Anja est la tête d’affiche de l’équipage. La petit blonde aux yeux clairs et transperçant, pour laquelle 99% des hommes de la planète s’arrêteraient pour l’aider à changer une roue crevée, se transforme lorsqu’elle enfile sa combinaison jaune et noir. Aussi discrète à terre que communicante une fois perchée dans sa cabine, Anja est devenue en une édition le canari qui chante et égaye l’atmosphère. « On s’éclate dans la cabine. Tous les matins ont met l’ambiance. Les gens du départ sont heureux quand ils nous voient, on essaye de donner le sourire aux gens quand on part, on aime ça et on le doit bien aux volontaires de l’organisation qui restent des heures et des heures à donner les départs. » Marije, installée en retrait dans l’habitacle est multitâches : « je suis mécanicienne et DJ, mais je dois aussi nourrir Floor, faire un peu de cuisine ! »

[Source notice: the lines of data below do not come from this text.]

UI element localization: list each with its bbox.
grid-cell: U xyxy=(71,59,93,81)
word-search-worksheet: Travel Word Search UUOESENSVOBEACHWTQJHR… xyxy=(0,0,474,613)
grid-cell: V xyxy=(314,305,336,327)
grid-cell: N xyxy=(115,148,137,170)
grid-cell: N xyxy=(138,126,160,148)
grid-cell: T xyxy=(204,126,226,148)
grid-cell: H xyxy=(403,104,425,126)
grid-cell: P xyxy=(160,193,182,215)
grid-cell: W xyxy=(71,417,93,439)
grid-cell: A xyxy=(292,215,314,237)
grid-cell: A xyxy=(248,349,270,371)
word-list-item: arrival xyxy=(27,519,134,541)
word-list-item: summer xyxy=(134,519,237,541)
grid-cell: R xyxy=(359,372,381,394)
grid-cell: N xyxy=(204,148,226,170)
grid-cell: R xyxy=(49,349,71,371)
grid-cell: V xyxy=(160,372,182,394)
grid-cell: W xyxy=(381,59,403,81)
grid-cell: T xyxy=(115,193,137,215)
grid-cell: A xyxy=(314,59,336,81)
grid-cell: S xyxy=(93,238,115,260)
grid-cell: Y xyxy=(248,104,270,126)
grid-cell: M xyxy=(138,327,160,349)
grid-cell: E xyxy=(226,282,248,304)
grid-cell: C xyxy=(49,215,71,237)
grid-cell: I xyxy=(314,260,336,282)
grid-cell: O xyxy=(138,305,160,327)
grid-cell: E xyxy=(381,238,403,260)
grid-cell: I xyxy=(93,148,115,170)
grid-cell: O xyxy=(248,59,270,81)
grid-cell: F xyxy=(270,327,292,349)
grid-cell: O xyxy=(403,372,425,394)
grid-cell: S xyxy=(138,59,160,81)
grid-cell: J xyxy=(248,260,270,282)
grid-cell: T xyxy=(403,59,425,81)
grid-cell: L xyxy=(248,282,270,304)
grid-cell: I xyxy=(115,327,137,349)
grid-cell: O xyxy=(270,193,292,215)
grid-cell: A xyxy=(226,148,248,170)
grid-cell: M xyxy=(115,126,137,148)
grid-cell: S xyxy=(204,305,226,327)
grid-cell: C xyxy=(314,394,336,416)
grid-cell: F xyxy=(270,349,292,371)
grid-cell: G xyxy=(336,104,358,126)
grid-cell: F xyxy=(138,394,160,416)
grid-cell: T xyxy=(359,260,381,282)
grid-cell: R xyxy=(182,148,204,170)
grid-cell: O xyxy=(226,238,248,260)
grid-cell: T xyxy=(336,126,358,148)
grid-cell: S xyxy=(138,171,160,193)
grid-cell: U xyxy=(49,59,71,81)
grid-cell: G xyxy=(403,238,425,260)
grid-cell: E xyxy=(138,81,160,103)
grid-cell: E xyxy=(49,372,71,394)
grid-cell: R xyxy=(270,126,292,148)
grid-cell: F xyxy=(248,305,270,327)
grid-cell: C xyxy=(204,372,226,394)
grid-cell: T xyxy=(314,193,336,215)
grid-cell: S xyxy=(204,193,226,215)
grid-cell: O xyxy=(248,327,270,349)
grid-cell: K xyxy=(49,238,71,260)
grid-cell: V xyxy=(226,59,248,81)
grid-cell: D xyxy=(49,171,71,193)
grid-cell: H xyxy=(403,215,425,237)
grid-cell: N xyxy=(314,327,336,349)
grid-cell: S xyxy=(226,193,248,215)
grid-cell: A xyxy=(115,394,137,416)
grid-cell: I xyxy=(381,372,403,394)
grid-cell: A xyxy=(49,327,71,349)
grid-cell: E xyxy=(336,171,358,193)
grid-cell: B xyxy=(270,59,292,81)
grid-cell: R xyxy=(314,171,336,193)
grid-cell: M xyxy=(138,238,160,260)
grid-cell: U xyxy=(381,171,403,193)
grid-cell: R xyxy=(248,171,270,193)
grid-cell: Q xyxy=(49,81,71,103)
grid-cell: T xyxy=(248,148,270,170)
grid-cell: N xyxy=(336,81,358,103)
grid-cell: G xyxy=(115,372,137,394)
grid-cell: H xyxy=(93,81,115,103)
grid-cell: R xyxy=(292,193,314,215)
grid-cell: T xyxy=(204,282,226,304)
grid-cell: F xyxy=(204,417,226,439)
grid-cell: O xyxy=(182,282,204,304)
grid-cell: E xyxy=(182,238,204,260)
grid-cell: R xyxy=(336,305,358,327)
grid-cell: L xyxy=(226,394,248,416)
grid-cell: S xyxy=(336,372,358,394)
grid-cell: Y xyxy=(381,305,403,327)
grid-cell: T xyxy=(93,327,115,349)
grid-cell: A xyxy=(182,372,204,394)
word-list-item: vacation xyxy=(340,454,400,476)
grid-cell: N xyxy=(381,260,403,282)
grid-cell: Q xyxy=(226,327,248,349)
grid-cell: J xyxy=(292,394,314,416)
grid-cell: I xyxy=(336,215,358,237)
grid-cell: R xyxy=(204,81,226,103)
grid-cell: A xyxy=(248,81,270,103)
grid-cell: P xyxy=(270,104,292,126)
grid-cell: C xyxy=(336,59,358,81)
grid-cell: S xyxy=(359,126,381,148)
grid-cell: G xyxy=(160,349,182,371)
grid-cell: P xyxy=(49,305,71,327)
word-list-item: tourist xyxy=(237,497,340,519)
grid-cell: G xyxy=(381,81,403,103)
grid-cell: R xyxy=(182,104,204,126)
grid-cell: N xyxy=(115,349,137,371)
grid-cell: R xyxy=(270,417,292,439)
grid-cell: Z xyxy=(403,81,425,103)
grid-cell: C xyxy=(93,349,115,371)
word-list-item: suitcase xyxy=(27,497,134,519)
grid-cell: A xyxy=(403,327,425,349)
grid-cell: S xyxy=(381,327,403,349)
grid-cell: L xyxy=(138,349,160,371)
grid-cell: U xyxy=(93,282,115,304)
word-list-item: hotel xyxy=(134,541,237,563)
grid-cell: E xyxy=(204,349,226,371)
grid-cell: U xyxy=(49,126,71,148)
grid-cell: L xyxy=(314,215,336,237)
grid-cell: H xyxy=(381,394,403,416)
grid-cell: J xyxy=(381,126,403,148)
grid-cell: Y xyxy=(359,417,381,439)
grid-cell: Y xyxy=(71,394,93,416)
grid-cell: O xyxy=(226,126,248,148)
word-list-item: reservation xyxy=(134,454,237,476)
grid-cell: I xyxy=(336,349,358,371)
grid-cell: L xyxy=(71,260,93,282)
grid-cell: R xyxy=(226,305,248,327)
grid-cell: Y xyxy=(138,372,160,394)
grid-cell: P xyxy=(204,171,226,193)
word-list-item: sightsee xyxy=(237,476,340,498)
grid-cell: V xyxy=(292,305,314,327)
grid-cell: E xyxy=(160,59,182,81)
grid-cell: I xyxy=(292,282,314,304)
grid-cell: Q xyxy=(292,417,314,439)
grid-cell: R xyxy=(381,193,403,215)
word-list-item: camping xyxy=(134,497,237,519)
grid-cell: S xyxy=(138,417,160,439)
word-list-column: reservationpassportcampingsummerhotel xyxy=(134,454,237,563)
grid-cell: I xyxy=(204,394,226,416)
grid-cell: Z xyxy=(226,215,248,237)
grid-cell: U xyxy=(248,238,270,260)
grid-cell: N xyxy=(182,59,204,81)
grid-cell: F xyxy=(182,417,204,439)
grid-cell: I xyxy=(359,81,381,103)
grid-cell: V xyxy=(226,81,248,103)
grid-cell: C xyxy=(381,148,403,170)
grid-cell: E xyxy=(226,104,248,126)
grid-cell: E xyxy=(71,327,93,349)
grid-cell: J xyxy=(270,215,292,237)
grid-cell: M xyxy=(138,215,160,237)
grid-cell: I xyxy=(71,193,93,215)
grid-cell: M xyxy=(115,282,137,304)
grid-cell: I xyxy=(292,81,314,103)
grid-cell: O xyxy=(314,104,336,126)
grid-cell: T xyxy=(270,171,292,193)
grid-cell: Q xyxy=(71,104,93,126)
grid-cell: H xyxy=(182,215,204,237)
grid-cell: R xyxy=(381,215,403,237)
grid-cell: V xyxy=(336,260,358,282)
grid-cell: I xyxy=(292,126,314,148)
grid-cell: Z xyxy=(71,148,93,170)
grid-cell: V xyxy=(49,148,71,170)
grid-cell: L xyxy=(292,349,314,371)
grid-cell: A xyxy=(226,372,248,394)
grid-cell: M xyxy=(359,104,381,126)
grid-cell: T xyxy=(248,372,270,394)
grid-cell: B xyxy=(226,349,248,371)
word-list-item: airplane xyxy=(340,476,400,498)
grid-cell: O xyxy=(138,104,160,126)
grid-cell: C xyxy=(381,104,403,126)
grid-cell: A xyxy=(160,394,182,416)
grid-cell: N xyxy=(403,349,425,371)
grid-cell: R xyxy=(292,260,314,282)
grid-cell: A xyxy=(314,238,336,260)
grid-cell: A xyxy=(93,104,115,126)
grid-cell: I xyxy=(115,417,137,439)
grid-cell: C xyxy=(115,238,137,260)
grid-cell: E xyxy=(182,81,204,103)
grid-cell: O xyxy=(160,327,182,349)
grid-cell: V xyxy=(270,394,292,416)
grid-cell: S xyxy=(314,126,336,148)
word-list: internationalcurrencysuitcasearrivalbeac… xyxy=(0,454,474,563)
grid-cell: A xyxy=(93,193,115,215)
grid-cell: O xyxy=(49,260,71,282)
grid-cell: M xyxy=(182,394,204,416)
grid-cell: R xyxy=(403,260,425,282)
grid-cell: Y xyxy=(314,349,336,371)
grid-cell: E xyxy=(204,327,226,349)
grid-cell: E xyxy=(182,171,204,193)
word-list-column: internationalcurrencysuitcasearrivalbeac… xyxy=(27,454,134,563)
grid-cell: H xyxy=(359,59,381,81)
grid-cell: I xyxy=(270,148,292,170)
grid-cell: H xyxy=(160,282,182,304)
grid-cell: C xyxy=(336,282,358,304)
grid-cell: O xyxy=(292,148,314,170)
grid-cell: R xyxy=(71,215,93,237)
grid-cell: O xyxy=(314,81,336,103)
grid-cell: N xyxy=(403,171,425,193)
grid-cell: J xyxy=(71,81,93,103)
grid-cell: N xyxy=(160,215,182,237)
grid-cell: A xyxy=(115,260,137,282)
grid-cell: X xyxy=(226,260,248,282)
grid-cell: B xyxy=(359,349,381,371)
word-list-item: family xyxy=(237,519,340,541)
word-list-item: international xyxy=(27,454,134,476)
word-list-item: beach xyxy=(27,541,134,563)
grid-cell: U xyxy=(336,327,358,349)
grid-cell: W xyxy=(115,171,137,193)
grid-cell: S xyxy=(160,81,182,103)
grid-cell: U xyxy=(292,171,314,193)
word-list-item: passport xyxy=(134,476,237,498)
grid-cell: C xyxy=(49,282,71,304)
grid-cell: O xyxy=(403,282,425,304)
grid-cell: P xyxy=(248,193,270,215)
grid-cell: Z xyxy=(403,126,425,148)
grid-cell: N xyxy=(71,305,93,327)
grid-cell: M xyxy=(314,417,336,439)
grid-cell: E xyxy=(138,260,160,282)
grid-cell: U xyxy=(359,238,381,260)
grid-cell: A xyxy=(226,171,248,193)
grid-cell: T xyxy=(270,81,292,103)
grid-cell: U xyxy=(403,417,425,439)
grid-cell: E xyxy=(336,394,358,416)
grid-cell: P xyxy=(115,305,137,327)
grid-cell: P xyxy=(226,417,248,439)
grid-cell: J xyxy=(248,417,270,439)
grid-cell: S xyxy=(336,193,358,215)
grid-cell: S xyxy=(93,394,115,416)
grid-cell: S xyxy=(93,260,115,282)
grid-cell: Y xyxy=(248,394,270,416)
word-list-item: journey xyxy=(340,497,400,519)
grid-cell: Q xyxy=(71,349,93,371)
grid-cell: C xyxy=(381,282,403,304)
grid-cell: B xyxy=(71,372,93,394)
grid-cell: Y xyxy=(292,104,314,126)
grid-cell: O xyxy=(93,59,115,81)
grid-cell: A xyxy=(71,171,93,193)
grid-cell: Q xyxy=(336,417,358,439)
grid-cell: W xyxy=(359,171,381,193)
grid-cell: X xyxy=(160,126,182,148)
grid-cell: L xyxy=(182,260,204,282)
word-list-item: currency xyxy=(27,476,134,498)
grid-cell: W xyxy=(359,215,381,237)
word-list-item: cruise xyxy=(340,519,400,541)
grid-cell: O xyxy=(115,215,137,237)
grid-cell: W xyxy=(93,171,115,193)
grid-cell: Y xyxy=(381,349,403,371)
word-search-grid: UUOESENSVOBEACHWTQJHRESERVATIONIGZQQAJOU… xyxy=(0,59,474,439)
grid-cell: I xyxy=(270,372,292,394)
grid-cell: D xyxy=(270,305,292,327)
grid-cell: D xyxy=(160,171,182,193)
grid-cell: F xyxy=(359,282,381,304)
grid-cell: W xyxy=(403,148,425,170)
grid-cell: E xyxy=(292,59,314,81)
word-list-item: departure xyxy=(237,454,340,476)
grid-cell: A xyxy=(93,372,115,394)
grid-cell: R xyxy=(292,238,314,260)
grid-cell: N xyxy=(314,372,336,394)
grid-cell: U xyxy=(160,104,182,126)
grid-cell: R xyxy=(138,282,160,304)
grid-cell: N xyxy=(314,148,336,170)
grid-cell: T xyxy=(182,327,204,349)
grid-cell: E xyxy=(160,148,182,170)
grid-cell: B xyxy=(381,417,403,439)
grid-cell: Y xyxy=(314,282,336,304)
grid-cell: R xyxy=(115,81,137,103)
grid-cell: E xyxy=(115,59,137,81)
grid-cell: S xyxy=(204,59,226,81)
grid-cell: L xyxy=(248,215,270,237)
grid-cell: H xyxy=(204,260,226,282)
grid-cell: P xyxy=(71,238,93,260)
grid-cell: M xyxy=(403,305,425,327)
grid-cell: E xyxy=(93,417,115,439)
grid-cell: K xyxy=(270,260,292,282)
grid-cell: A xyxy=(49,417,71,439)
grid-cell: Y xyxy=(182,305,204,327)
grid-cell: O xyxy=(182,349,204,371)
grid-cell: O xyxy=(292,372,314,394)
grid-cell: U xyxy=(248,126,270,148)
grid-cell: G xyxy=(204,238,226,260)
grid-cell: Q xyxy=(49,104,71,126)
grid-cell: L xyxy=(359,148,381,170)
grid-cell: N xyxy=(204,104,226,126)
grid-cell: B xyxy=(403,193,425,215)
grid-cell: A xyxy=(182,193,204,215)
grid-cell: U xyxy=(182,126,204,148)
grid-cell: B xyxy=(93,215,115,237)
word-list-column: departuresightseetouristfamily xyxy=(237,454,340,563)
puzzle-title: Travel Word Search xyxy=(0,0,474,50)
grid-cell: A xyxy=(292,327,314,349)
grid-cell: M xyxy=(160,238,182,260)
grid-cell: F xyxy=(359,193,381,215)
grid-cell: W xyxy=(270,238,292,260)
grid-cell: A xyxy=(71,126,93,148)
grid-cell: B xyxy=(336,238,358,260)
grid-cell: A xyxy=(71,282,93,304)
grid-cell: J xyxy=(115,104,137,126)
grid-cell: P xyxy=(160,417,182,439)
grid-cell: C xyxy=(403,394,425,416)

La grande de la bande a acheté une paire de petites enceintes aimantées qui crachent de la « house music » hollandaise au départ. Anja distribue des casquettes, la banane jusqu’au casque. Elles sont le sourire de cette 46e édition, mais elles s’agacent aussi que le cri de Floor lorsque leur camion s’est couché dans le sable dans une manœuvre d’évitement parfaitement exécuté par Anja ait fait le tour des réseaux sociaux. Marije ne rigole plus lorsqu’elle explique le contexte d’un des buzz de ce Dakar : « la séquence a été extraite de son contexte alors que l’on a plein de caméras embarquées qui montrent comment Anja a évité un accident à quelques centimètres près. Tout ce que l’on voit, ce sont trois femmes qui crient, que l’on croient apeurées par le crash. C’est rabaissant. »

Marije n’a pas besoin de monter dans la cabine pour prendre de la hauteur et trancher: « Rallier l’arrivée et ramener la médaille à la maison, je pense que ce sera assez historique pour trois femmes dans un camion ».